Chapter XIV: 21-23
|Arjuna said: What are the
marks of him who has crossed over the three qualities, Oh Lord? What is his conduct and
how does he go beyond these three qualities?
The blessed Lord said: Light, activity and delusion - when they are present, Oh Arjuna, he hates them not, nor does he long for them when they are absent.
He who, seated like one unconcerned, is not moved by the qualities, and who, knowing that the qualities are active, is self-centered and moves not (is a gunatita).
Once again we should remember we cannot sail in paper boats.
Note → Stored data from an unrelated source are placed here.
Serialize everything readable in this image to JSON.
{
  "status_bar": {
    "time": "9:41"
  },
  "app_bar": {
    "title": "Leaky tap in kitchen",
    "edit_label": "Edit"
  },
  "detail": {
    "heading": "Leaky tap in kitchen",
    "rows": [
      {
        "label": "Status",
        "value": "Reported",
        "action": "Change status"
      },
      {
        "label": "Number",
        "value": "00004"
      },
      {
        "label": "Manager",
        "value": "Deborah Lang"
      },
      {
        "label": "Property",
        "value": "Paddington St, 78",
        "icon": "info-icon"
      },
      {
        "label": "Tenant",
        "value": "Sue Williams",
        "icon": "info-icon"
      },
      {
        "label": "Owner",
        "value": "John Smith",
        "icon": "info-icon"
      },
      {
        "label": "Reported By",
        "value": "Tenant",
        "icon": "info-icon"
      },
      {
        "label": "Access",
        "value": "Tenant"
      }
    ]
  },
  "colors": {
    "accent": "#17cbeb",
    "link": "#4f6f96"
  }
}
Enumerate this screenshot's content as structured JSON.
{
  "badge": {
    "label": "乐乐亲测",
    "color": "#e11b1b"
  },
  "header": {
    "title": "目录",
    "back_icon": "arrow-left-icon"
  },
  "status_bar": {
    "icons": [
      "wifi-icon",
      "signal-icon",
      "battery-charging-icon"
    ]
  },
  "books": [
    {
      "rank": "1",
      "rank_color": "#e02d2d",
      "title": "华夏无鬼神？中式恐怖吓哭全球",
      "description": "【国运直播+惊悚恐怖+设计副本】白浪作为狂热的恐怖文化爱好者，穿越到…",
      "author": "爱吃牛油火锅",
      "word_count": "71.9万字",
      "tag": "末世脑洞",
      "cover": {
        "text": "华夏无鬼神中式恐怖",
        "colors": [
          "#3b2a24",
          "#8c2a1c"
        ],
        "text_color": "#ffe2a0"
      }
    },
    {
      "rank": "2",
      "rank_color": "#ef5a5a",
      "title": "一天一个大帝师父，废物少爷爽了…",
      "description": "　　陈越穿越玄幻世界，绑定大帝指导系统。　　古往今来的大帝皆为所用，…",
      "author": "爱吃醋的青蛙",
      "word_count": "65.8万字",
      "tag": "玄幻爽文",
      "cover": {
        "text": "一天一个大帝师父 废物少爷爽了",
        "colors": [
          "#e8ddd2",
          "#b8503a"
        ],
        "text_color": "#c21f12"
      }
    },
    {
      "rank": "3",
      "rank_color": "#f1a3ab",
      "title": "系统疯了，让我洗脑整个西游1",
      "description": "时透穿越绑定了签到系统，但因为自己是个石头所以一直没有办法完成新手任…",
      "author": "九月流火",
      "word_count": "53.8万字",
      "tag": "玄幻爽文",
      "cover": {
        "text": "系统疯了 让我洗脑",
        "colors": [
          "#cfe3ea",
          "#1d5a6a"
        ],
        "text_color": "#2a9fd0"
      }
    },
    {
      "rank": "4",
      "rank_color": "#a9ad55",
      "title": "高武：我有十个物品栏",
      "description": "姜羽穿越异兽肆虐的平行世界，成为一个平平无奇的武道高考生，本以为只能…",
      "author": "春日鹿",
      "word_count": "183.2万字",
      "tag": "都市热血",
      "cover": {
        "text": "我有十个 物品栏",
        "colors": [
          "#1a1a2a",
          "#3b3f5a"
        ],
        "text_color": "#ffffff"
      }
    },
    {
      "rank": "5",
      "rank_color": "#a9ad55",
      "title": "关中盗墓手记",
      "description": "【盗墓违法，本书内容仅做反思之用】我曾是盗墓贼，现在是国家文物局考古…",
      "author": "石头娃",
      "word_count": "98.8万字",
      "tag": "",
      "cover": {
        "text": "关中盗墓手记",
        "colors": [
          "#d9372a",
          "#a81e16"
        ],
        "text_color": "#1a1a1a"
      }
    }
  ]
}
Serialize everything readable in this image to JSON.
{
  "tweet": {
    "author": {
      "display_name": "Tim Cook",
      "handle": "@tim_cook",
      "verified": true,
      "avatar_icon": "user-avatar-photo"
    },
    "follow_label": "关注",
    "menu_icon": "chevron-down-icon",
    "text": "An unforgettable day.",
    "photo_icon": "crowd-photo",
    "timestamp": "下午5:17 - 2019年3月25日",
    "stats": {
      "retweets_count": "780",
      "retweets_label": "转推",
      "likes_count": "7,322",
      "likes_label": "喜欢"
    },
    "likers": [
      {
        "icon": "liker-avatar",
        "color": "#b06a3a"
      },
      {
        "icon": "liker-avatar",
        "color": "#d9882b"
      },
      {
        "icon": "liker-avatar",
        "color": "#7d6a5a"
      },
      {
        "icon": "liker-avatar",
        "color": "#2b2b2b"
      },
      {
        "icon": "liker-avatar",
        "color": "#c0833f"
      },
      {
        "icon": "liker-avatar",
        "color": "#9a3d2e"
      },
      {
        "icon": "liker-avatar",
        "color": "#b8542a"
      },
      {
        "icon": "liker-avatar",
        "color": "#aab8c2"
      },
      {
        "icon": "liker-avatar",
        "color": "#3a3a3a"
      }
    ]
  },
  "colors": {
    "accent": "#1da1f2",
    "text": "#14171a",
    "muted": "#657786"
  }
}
Krishna's approach is entirely scientific:
(i) First, there is the theoretical exposition of a principle.
(ii) Then there is the model - the exemplar - the illustration of that principle.
(iii) Then, practice - the model in real life, the application of the principle.
We can ennoble our lives only with the help of these three. Without the theory, we might misunderstand the example. We might interpret the theory in our own way, and reach nowhere near perfection. Without practical application we might make a business commodity of the principle and trade in the name of the example. It is only when all three are adopted in our own life, one following the other in the given order, that we reach the goal - and we shall, very soon.
The sage, yogi, samnyasi or gunatita (one who has gone beyond the gunas) is not a sour-faced embittered personality who does not sleep (because it is tamas), does not talk or smile (because it is rajas), and does not study, discuss, or even enjoy a meal (because it may be sattva); such an attitude is tantamount to committing suicide. It is negatively associating the self with the gunas. The wise seeker should be indifferent, but even then he is only like one unconcerned - he is a witness and therefore in a position to direct the gunas to a divine purpose, without foolishly and vainly trying to stifle their operation.